The rest of the evening passed amid general constraint.

"Well, I don't care!" I muttered on my way home, searching my conscience.

What was the meaning of all this? Was it nothing but the innocent whim of a fantastic mind? Two women quarrelling over a man! They must be jealous, then. Was the Baroness mad that she gave herself away in such a manner? I did not think so. I felt sure there was something else at the bottom of it.

"What is going on in this house?" I asked myself, brooding over the strange scene which had startled me in the evening, the very improbability of which made me hesitate to believe that I had seen anything really wrong.

This senseless jealousy, the apprehension of the old mother, the love of the Baroness, stimulated by the spring air, all this confused my mind, seethed and fermented in my brain, and after spending a sleepless night, I decided for a second time not to see her again, and so prevent the threatening calamity.

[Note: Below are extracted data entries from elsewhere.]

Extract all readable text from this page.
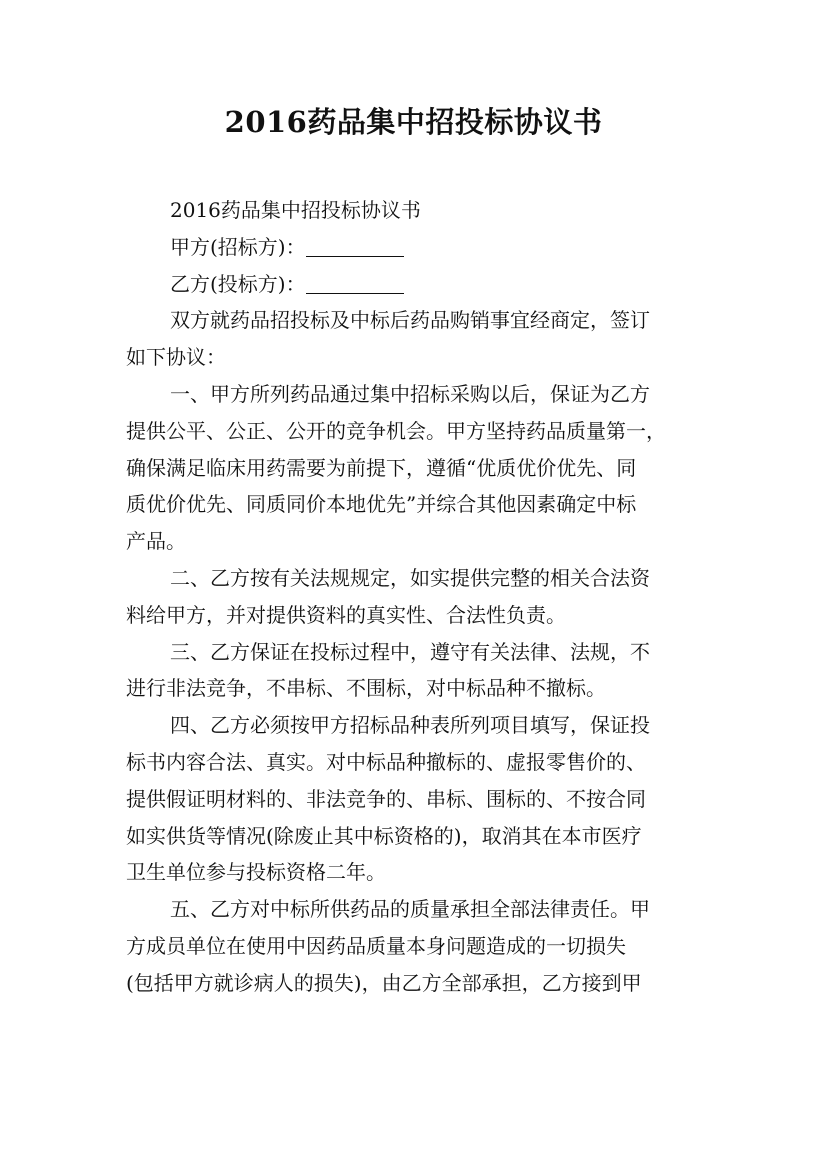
2016药品集中招投标协议书
2016药品集中招投标协议书
甲方(招标方)：
乙方(投标方)：
双方就药品招投标及中标后药品购销事宜经商定，签订
如下协议：
一、甲方所列药品通过集中招标采购以后，保证为乙方
提供公平、公正、公开的竞争机会。甲方坚持药品质量第一，
确保满足临床用药需要为前提下，遵循“优质优价优先、同
质优价优先、同质同价本地优先”并综合其他因素确定中标
产品。
二、乙方按有关法规规定，如实提供完整的相关合法资
料给甲方，并对提供资料的真实性、合法性负责。
三、乙方保证在投标过程中，遵守有关法律、法规，不
进行非法竞争，不串标、不围标，对中标品种不撤标。
四、乙方必须按甲方招标品种表所列项目填写，保证投
标书内容合法、真实。对中标品种撤标的、虚报零售价的、
提供假证明材料的、非法竞争的、串标、围标的、不按合同
如实供货等情况(除废止其中标资格的)，取消其在本市医疗
卫生单位参与投标资格二年。
五、乙方对中标所供药品的质量承担全部法律责任。甲
方成员单位在使用中因药品质量本身问题造成的一切损失
(包括甲方就诊病人的损失)，由乙方全部承担，乙方接到甲
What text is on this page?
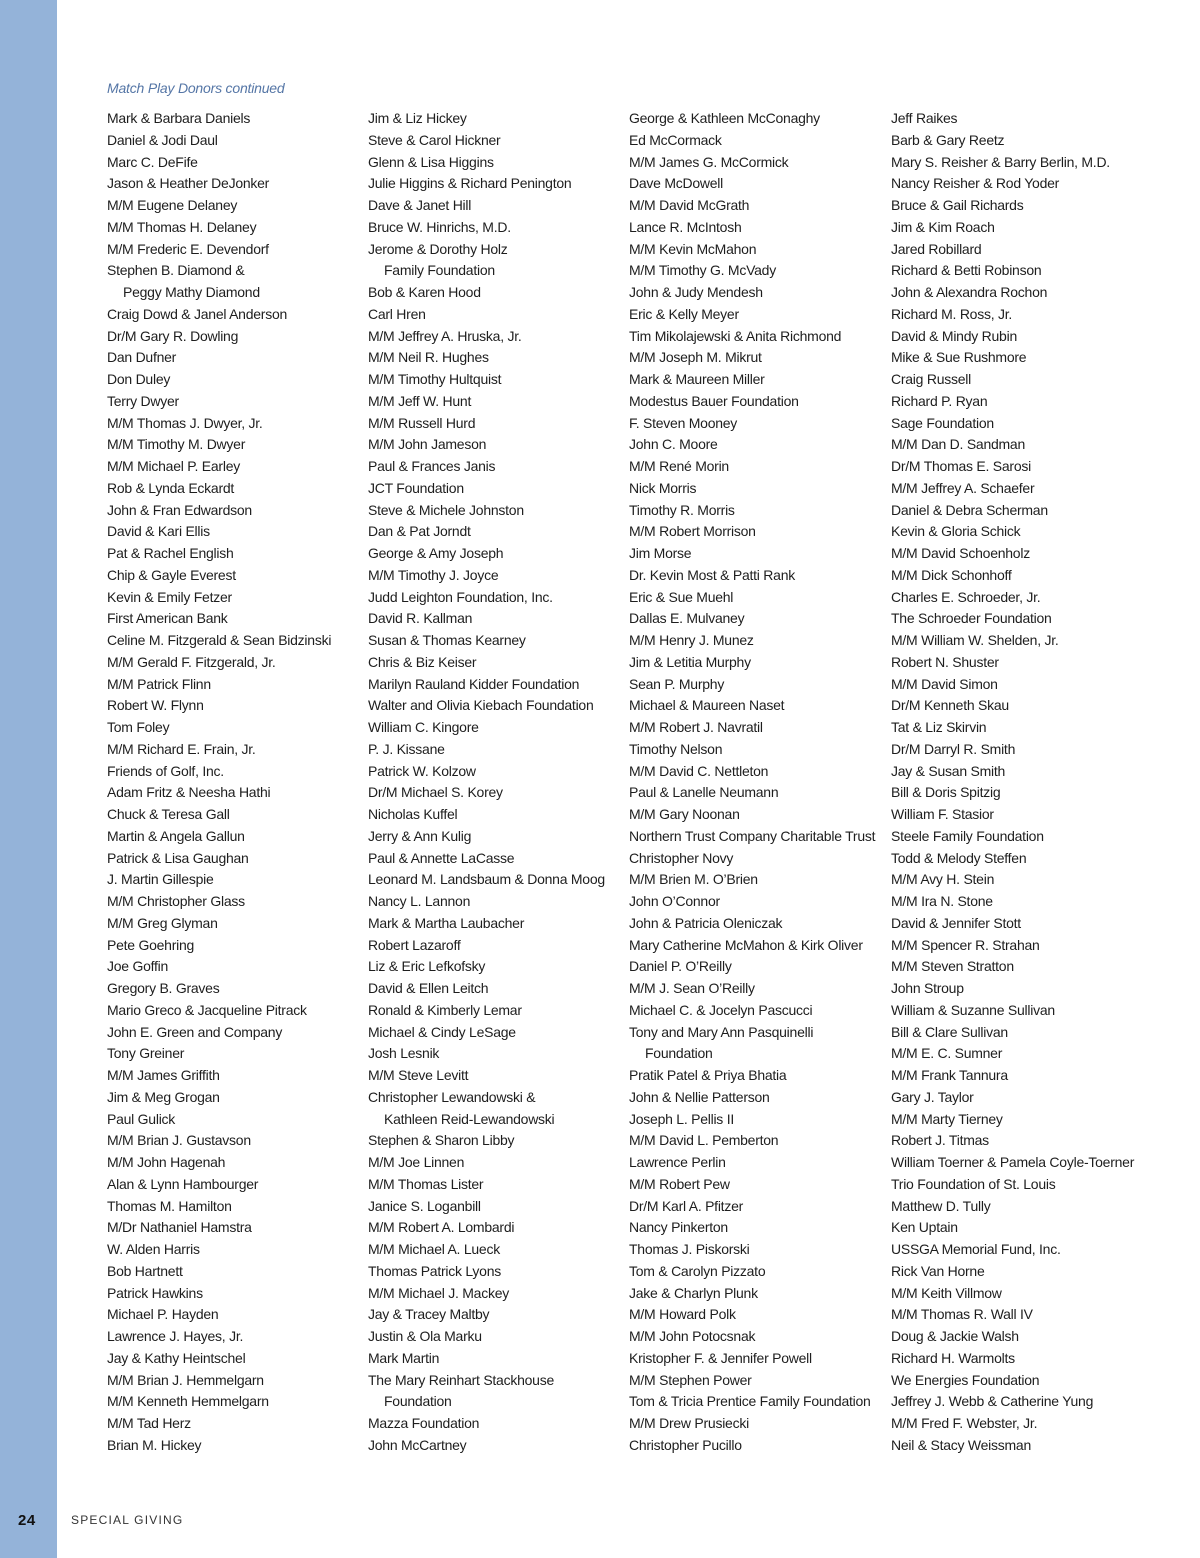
Match Play Donors continued
Mark & Barbara Daniels
Daniel & Jodi Daul
Marc C. DeFife
Jason & Heather DeJonker
M/M Eugene Delaney
M/M Thomas H. Delaney
M/M Frederic E. Devendorf
Stephen B. Diamond &
Peggy Mathy Diamond
Craig Dowd & Janel Anderson
Dr/M Gary R. Dowling
Dan Dufner
Don Duley
Terry Dwyer
M/M Thomas J. Dwyer, Jr.
M/M Timothy M. Dwyer
M/M Michael P. Earley
Rob & Lynda Eckardt
John & Fran Edwardson
David & Kari Ellis
Pat & Rachel English
Chip & Gayle Everest
Kevin & Emily Fetzer
First American Bank
Celine M. Fitzgerald & Sean Bidzinski
M/M Gerald F. Fitzgerald, Jr.
M/M Patrick Flinn
Robert W. Flynn
Tom Foley
M/M Richard E. Frain, Jr.
Friends of Golf, Inc.
Adam Fritz & Neesha Hathi
Chuck & Teresa Gall
Martin & Angela Gallun
Patrick & Lisa Gaughan
J. Martin Gillespie
M/M Christopher Glass
M/M Greg Glyman
Pete Goehring
Joe Goffin
Gregory B. Graves
Mario Greco & Jacqueline Pitrack
John E. Green and Company
Tony Greiner
M/M James Griffith
Jim & Meg Grogan
Paul Gulick
M/M Brian J. Gustavson
M/M John Hagenah
Alan & Lynn Hambourger
Thomas M. Hamilton
M/Dr Nathaniel Hamstra
W. Alden Harris
Bob Hartnett
Patrick Hawkins
Michael P. Hayden
Lawrence J. Hayes, Jr.
Jay & Kathy Heintschel
M/M Brian J. Hemmelgarn
M/M Kenneth Hemmelgarn
M/M Tad Herz
Brian M. Hickey
Jim & Liz Hickey
Steve & Carol Hickner
Glenn & Lisa Higgins
Julie Higgins & Richard Penington
Dave & Janet Hill
Bruce W. Hinrichs, M.D.
Jerome & Dorothy Holz
Family Foundation
Bob & Karen Hood
Carl Hren
M/M Jeffrey A. Hruska, Jr.
M/M Neil R. Hughes
M/M Timothy Hultquist
M/M Jeff W. Hunt
M/M Russell Hurd
M/M John Jameson
Paul & Frances Janis
JCT Foundation
Steve & Michele Johnston
Dan & Pat Jorndt
George & Amy Joseph
M/M Timothy J. Joyce
Judd Leighton Foundation, Inc.
David R. Kallman
Susan & Thomas Kearney
Chris & Biz Keiser
Marilyn Rauland Kidder Foundation
Walter and Olivia Kiebach Foundation
William C. Kingore
P. J. Kissane
Patrick W. Kolzow
Dr/M Michael S. Korey
Nicholas Kuffel
Jerry & Ann Kulig
Paul & Annette LaCasse
Leonard M. Landsbaum & Donna Moog
Nancy L. Lannon
Mark & Martha Laubacher
Robert Lazaroff
Liz & Eric Lefkofsky
David & Ellen Leitch
Ronald & Kimberly Lemar
Michael & Cindy LeSage
Josh Lesnik
M/M Steve Levitt
Christopher Lewandowski &
Kathleen Reid-Lewandowski
Stephen & Sharon Libby
M/M Joe Linnen
M/M Thomas Lister
Janice S. Loganbill
M/M Robert A. Lombardi
M/M Michael A. Lueck
Thomas Patrick Lyons
M/M Michael J. Mackey
Jay & Tracey Maltby
Justin & Ola Marku
Mark Martin
The Mary Reinhart Stackhouse
Foundation
Mazza Foundation
John McCartney
George & Kathleen McConaghy
Ed McCormack
M/M James G. McCormick
Dave McDowell
M/M David McGrath
Lance R. McIntosh
M/M Kevin McMahon
M/M Timothy G. McVady
John & Judy Mendesh
Eric & Kelly Meyer
Tim Mikolajewski & Anita Richmond
M/M Joseph M. Mikrut
Mark & Maureen Miller
Modestus Bauer Foundation
F. Steven Mooney
John C. Moore
M/M René Morin
Nick Morris
Timothy R. Morris
M/M Robert Morrison
Jim Morse
Dr. Kevin Most & Patti Rank
Eric & Sue Muehl
Dallas E. Mulvaney
M/M Henry J. Munez
Jim & Letitia Murphy
Sean P. Murphy
Michael & Maureen Naset
M/M Robert J. Navratil
Timothy Nelson
M/M David C. Nettleton
Paul & Lanelle Neumann
M/M Gary Noonan
Northern Trust Company Charitable Trust
Christopher Novy
M/M Brien M. O’Brien
John O’Connor
John & Patricia Oleniczak
Mary Catherine McMahon & Kirk Oliver
Daniel P. O’Reilly
M/M J. Sean O’Reilly
Michael C. & Jocelyn Pascucci
Tony and Mary Ann Pasquinelli
Foundation
Pratik Patel & Priya Bhatia
John & Nellie Patterson
Joseph L. Pellis II
M/M David L. Pemberton
Lawrence Perlin
M/M Robert Pew
Dr/M Karl A. Pfitzer
Nancy Pinkerton
Thomas J. Piskorski
Tom & Carolyn Pizzato
Jake & Charlyn Plunk
M/M Howard Polk
M/M John Potocsnak
Kristopher F. & Jennifer Powell
M/M Stephen Power
Tom & Tricia Prentice Family Foundation
M/M Drew Prusiecki
Christopher Pucillo
Jeff Raikes
Barb & Gary Reetz
Mary S. Reisher & Barry Berlin, M.D.
Nancy Reisher & Rod Yoder
Bruce & Gail Richards
Jim & Kim Roach
Jared Robillard
Richard & Betti Robinson
John & Alexandra Rochon
Richard M. Ross, Jr.
David & Mindy Rubin
Mike & Sue Rushmore
Craig Russell
Richard P. Ryan
Sage Foundation
M/M Dan D. Sandman
Dr/M Thomas E. Sarosi
M/M Jeffrey A. Schaefer
Daniel & Debra Scherman
Kevin & Gloria Schick
M/M David Schoenholz
M/M Dick Schonhoff
Charles E. Schroeder, Jr.
The Schroeder Foundation
M/M William W. Shelden, Jr.
Robert N. Shuster
M/M David Simon
Dr/M Kenneth Skau
Tat & Liz Skirvin
Dr/M Darryl R. Smith
Jay & Susan Smith
Bill & Doris Spitzig
William F. Stasior
Steele Family Foundation
Todd & Melody Steffen
M/M Avy H. Stein
M/M Ira N. Stone
David & Jennifer Stott
M/M Spencer R. Strahan
M/M Steven Stratton
John Stroup
William & Suzanne Sullivan
Bill & Clare Sullivan
M/M E. C. Sumner
M/M Frank Tannura
Gary J. Taylor
M/M Marty Tierney
Robert J. Titmas
William Toerner & Pamela Coyle-Toerner
Trio Foundation of St. Louis
Matthew D. Tully
Ken Uptain
USSGA Memorial Fund, Inc.
Rick Van Horne
M/M Keith Villmow
M/M Thomas R. Wall IV
Doug & Jackie Walsh
Richard H. Warmolts
We Energies Foundation
Jeffrey J. Webb & Catherine Yung
M/M Fred F. Webster, Jr.
Neil & Stacy Weissman
24	SPECIAL GIVING
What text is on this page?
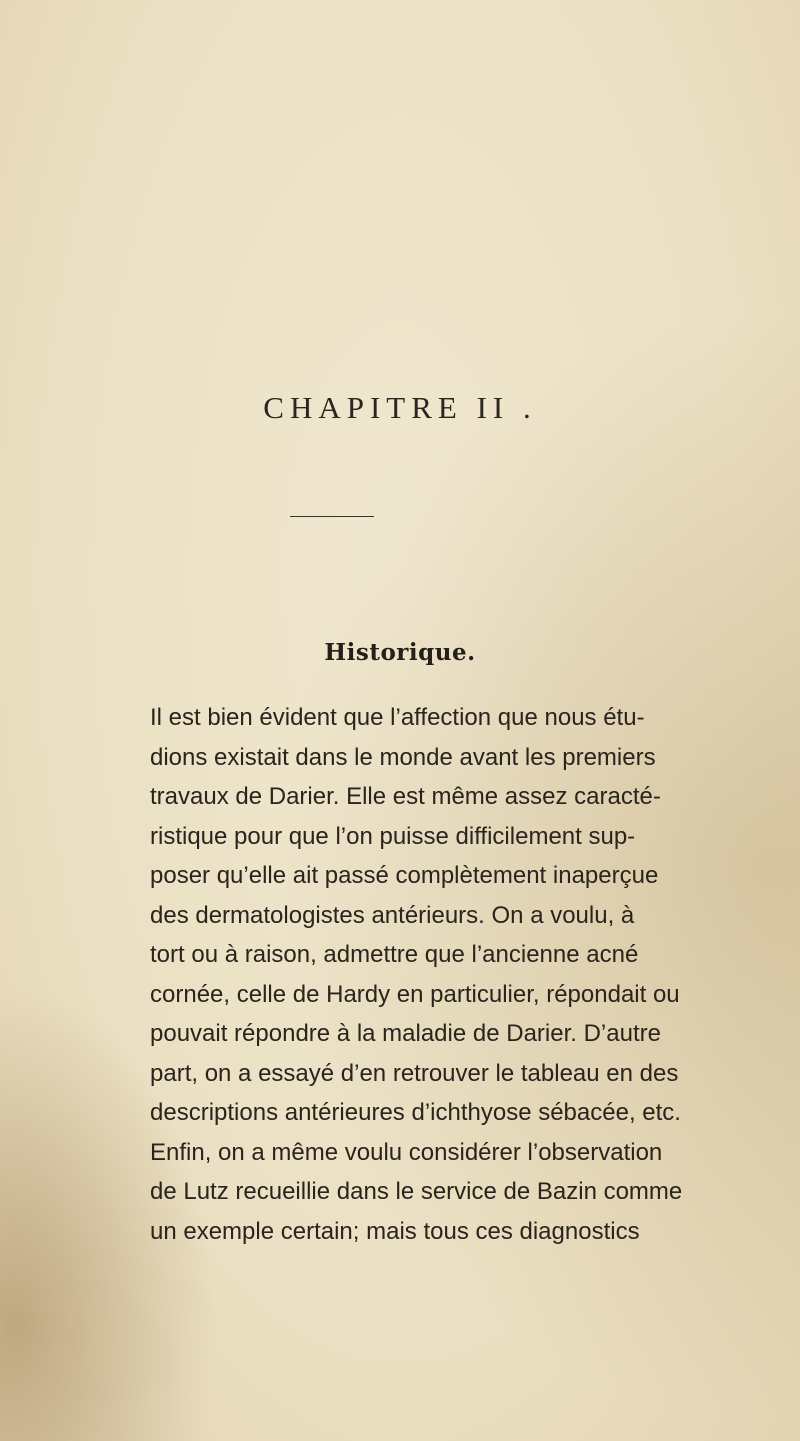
CHAPITRE II .
Historique.
Il est bien évident que l’affection que nous étu-
dions existait dans le monde avant les premiers
travaux de Darier. Elle est même assez caracté-
ristique pour que l’on puisse difficilement sup-
poser qu’elle ait passé complètement inaperçue
des dermatologistes antérieurs. On a voulu, à
tort ou à raison, admettre que l’ancienne acné
cornée, celle de Hardy en particulier, répondait ou
pouvait répondre à la maladie de Darier. D’autre
part, on a essayé d’en retrouver le tableau en des
descriptions antérieures d’ichthyose sébacée, etc.
Enfin, on a même voulu considérer l’observation
de Lutz recueillie dans le service de Bazin comme
un exemple certain; mais tous ces diagnostics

With this intention I arose in the morning and wrote her a sensible, candid and humble letter; in carefully chosen language I protested against an excessive abuse of friendship; firmly, without any explanation, I asked for forgiveness of my sins, blamed myself for having caused ill-feeling between relatives, and goodness knows what else I said!

The result was that I met the Baroness, as if by accident, on leaving the library at my usual time. She stopped me on the North Bridge, and we walked together through one of the avenues leading to Charles XII Square. Almost with tears in her eyes she entreated me to come back, not to ask for explanations, but just to be one of them again as in the old days.

She was charming this morning. But I loved her too dearly to compromise her.

"Leave me! You are ruining your reputation," I said, watching the passers-by, whose curious glances embarrassed us. "Go home at once, or I shall leave you standing here!"

She looked at me with eyes so full of misery that I longed to kneel down before her, kiss her feet and ask her forgiveness.